Thursday, July 22, 2010

Siebel Encryption

Encryption is one term which gives you goosebump no matter what your mood is. There are many scenarios which involves data movement across multiple system using web services, http adapters or queues. Security remains a concern whichever option you go for and if data is related to real time transaction number or payment number then it becomes extremely important that data is encrypted while travelling across the system.

There was one of the requirements which involved encrypted and unique number generation so that new number couldn’t be guessed by looking at existing values. I tried to find any OOB business service that siebel might provide in order to encrypt data while sending to external system but unfortunately I was not able to found any OOB user property or any business service which could do trick for me. However I found Some Field level user Properties which does encyption of field while storing in database and while rendering that field is decrypted back. Encrypt Key Field and Encrypt Service Name are two user properties which does the encryption but it was not relevant in context as I needed data to be encrypted when I send that to external system. We will discuss these encryption user properties in later post.


Now coming back to original requirement as per need data which we send to external system should be in encrypted and unique in some format . There could be multiple ways to achieve this. One can write business service using Base 64 algorithm or his own algorithm to encrypt data and generate unique value but anybody knowing that alogrithm could decode the output value. After some analysis we found there is one utility that comes with siebel itself which encrypts any string and generates unique and encrypted string. Generally this is used to generate encrypted user passwords for cfg files. This utility is located under “/u01/app/siebel/product/8.0.0/siebsrvr/bin/encryptstring”. One can make use of this utility in business service to generate random encrypted unique code. Beauty of this utility is everytime it generates unique output value for the same input value. However all good things with some price. The disadvantage is siebel has not published the algorithm which is used to generate the output value so the encrypted random value which we get as output can’t be decrypted back to original value.

1 comment:

Discovering said...

One of the ways to achieve these kind of requirements can be by using a secret key which is with siebel as well as destination system.

A typical approach is to encrypt the data using this key.
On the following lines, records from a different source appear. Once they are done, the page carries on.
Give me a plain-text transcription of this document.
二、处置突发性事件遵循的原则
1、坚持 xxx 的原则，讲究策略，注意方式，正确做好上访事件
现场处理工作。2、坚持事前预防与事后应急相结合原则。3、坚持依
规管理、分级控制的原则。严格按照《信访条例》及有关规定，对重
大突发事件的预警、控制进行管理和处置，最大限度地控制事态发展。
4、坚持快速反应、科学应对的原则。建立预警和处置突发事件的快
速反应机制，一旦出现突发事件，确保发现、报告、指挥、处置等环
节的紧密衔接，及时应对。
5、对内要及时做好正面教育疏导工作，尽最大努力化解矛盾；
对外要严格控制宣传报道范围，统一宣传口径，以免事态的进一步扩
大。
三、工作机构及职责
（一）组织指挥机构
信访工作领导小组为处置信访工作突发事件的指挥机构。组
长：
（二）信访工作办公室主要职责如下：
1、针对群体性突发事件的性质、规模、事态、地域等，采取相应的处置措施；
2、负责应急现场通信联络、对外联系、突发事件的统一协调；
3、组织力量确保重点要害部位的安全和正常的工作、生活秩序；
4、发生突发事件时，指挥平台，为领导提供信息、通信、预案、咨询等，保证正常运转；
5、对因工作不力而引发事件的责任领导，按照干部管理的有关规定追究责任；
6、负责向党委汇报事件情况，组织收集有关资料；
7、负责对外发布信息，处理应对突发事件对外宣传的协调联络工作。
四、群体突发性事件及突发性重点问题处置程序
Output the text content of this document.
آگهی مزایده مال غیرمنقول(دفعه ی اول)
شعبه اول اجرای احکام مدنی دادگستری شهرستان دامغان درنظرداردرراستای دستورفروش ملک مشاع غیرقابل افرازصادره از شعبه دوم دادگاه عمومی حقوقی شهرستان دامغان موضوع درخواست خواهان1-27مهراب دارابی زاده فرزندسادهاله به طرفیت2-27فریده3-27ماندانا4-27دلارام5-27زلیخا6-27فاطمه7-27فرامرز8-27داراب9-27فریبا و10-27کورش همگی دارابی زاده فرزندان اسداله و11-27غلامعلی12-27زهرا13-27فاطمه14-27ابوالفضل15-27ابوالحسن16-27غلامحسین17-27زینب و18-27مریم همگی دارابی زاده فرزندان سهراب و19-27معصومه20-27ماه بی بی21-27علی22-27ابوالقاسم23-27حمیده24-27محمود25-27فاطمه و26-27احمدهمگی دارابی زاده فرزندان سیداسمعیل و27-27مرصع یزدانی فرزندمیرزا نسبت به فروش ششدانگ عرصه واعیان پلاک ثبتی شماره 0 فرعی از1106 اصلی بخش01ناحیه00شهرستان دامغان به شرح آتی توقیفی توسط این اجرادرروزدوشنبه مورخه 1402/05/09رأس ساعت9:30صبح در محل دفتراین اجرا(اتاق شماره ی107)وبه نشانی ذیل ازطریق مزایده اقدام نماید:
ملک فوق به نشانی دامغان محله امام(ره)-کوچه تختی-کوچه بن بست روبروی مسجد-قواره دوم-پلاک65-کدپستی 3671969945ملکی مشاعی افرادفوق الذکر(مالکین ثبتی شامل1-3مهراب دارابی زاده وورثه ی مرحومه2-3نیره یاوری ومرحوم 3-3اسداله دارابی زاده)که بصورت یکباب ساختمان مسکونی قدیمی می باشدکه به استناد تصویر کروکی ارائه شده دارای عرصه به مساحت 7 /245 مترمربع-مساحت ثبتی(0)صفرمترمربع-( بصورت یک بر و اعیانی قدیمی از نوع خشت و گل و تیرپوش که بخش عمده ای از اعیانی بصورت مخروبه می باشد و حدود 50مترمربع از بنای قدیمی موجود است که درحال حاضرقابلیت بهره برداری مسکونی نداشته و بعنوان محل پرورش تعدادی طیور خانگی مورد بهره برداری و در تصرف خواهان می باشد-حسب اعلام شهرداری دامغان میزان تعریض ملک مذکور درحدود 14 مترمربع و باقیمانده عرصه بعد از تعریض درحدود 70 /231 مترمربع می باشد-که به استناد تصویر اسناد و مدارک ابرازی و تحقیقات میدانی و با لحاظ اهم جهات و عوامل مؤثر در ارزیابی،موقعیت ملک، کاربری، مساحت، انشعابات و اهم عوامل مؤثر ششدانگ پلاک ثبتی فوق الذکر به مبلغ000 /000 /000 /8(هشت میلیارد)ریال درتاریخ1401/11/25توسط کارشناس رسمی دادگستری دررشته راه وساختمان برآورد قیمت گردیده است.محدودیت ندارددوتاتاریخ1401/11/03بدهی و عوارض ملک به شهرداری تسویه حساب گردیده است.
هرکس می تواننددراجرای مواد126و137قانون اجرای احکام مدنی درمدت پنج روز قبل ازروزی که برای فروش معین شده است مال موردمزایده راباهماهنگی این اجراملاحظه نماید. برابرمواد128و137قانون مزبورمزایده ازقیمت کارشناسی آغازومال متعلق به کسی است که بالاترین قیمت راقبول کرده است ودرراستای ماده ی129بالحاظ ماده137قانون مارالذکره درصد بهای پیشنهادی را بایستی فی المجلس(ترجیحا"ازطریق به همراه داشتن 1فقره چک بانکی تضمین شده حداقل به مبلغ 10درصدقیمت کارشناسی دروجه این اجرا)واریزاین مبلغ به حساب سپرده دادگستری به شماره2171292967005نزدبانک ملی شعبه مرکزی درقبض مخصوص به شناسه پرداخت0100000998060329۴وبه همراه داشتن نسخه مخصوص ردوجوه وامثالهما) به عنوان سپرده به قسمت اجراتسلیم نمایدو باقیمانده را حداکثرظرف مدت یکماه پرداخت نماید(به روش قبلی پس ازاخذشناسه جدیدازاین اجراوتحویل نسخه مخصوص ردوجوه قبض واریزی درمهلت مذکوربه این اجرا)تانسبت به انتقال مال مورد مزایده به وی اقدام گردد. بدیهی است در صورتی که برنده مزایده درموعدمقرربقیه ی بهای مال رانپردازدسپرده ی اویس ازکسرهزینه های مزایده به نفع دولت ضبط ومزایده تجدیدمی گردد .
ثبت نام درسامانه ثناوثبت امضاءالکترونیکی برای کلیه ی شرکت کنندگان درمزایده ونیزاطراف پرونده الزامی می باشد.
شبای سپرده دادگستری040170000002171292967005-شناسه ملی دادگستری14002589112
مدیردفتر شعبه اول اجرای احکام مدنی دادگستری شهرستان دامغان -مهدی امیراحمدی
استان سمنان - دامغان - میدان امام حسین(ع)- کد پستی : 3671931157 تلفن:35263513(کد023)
A simple XOR using this key will give an encrypted string which can be decrypted by the destination system using the same key. The key here is to keep the secret key a real secret so in most environments these keys are kept in keydb files on server and are not hardcoded. This file is read during the interface.

Another is a signature base approach in which a signaure is generated for the data to be sent using a key(basically a digest)To achieve this encryption, we can use custom java clases which use MD-5 or SHA-1 algorithms to generate an HMAC. These java classes can be used as Business Services using class CSSJavaBusinessService.

The destination system will verify the signature using there key and if the signature is valid this means data was not tempered with after it was transmitted from siebel hence can be processed. Using custom JAVA classes helps as it open the world to open source community hence a no of encodings and digest algorithms.